Anielewicz understood. “Yes, I play,” he answered. “Not as well as I’d like, but everyone says that.”

Jager kept his mind on the business at hand: “Whatare you doing-as opposed to the things you’re reluctantly not doing, I mean?”

“I understood you,” Anielewicz answered with a wry grin. “I’ve got as many men with guns on the street as I can afford to put there, and I’m checking with every landlord who won’t run straight to the Lizards to find out if he’s putting up Skorzeny. So far-” He snapped his fingers to show what he had so far.

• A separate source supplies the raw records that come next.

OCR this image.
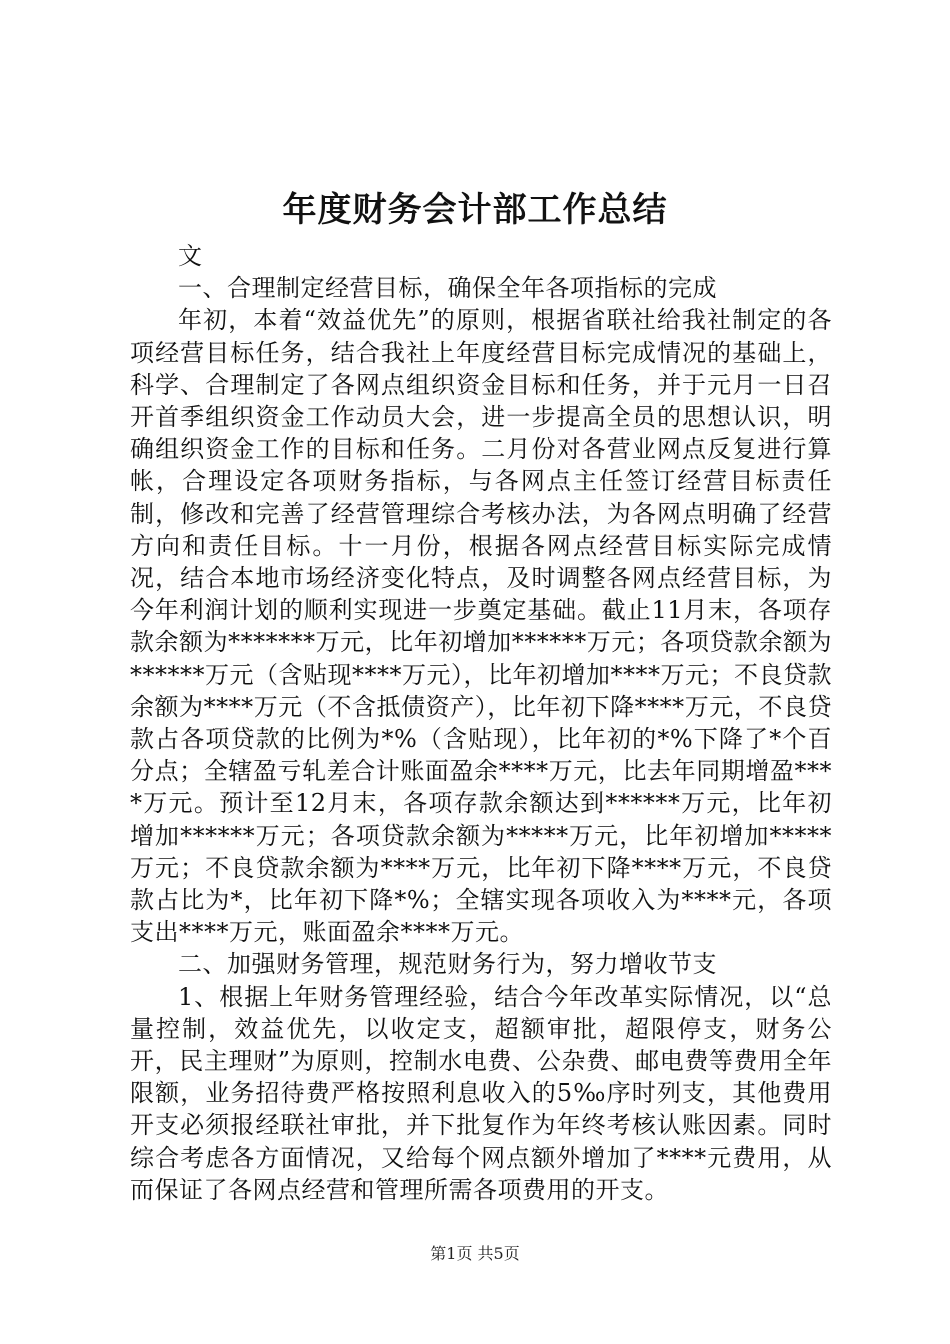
年度财务会计部工作总结

文

一、合理制定经营目标，确保全年各项指标的完成

年初，本着“效益优先”的原则，根据省联社给我社制定的各项经营目标任务，结合我社上年度经营目标完成情况的基础上，科学、合理制定了各网点组织资金目标和任务，并于元月一日召开首季组织资金工作动员大会，进一步提高全员的思想认识，明确组织资金工作的目标和任务。二月份对各营业网点反复进行算帐，合理设定各项财务指标，与各网点主任签订经营目标责任制，修改和完善了经营管理综合考核办法，为各网点明确了经营方向和责任目标。十一月份，根据各网点经营目标实际完成情况，结合本地市场经济变化特点，及时调整各网点经营目标，为今年利润计划的顺利实现进一步奠定基础。截止11月末，各项存款余额为*******万元，比年初增加******万元；各项贷款余额为******万元（含贴现****万元），比年初增加****万元；不良贷款余额为****万元（不含抵债资产），比年初下降****万元，不良贷款占各项贷款的比例为*%（含贴现），比年初的*%下降了*个百分点；全辖盈亏轧差合计账面盈余****万元，比去年同期增盈****万元。预计至12月末，各项存款余额达到******万元，比年初增加******万元；各项贷款余额为*****万元，比年初增加*****万元；不良贷款余额为****万元，比年初下降****万元，不良贷款占比为*，比年初下降*%；全辖实现各项收入为****元，各项支出****万元，账面盈余****万元。

二、加强财务管理，规范财务行为，努力增收节支

1、根据上年财务管理经验，结合今年改革实际情况，以“总量控制，效益优先，以收定支，超额审批，超限停支，财务公开，民主理财”为原则，控制水电费、公杂费、邮电费等费用全年限额，业务招待费严格按照利息收入的5‰序时列支，其他费用开支必须报经联社审批，并下批复作为年终考核认账因素。同时综合考虑各方面情况，又给每个网点额外增加了****元费用，从而保证了各网点经营和管理所需各项费用的开支。

第1页 共5页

“Have you checked the whorehouses?” Jager asked. That was another German word Ludmila didn’t know. When she asked about it and he explained, she thought at first he’d made a joke. Then she realized he was deadly serious.

Mordechai Anielewicz snapped his fingers again, this time in annoyance. “No, and I should have,” he said, sounding angry at himself. “One of those would make a good hideout for him, wouldn’t it?” He nodded to Jager. “Thanks. I wouldn’t have thought of that myself.”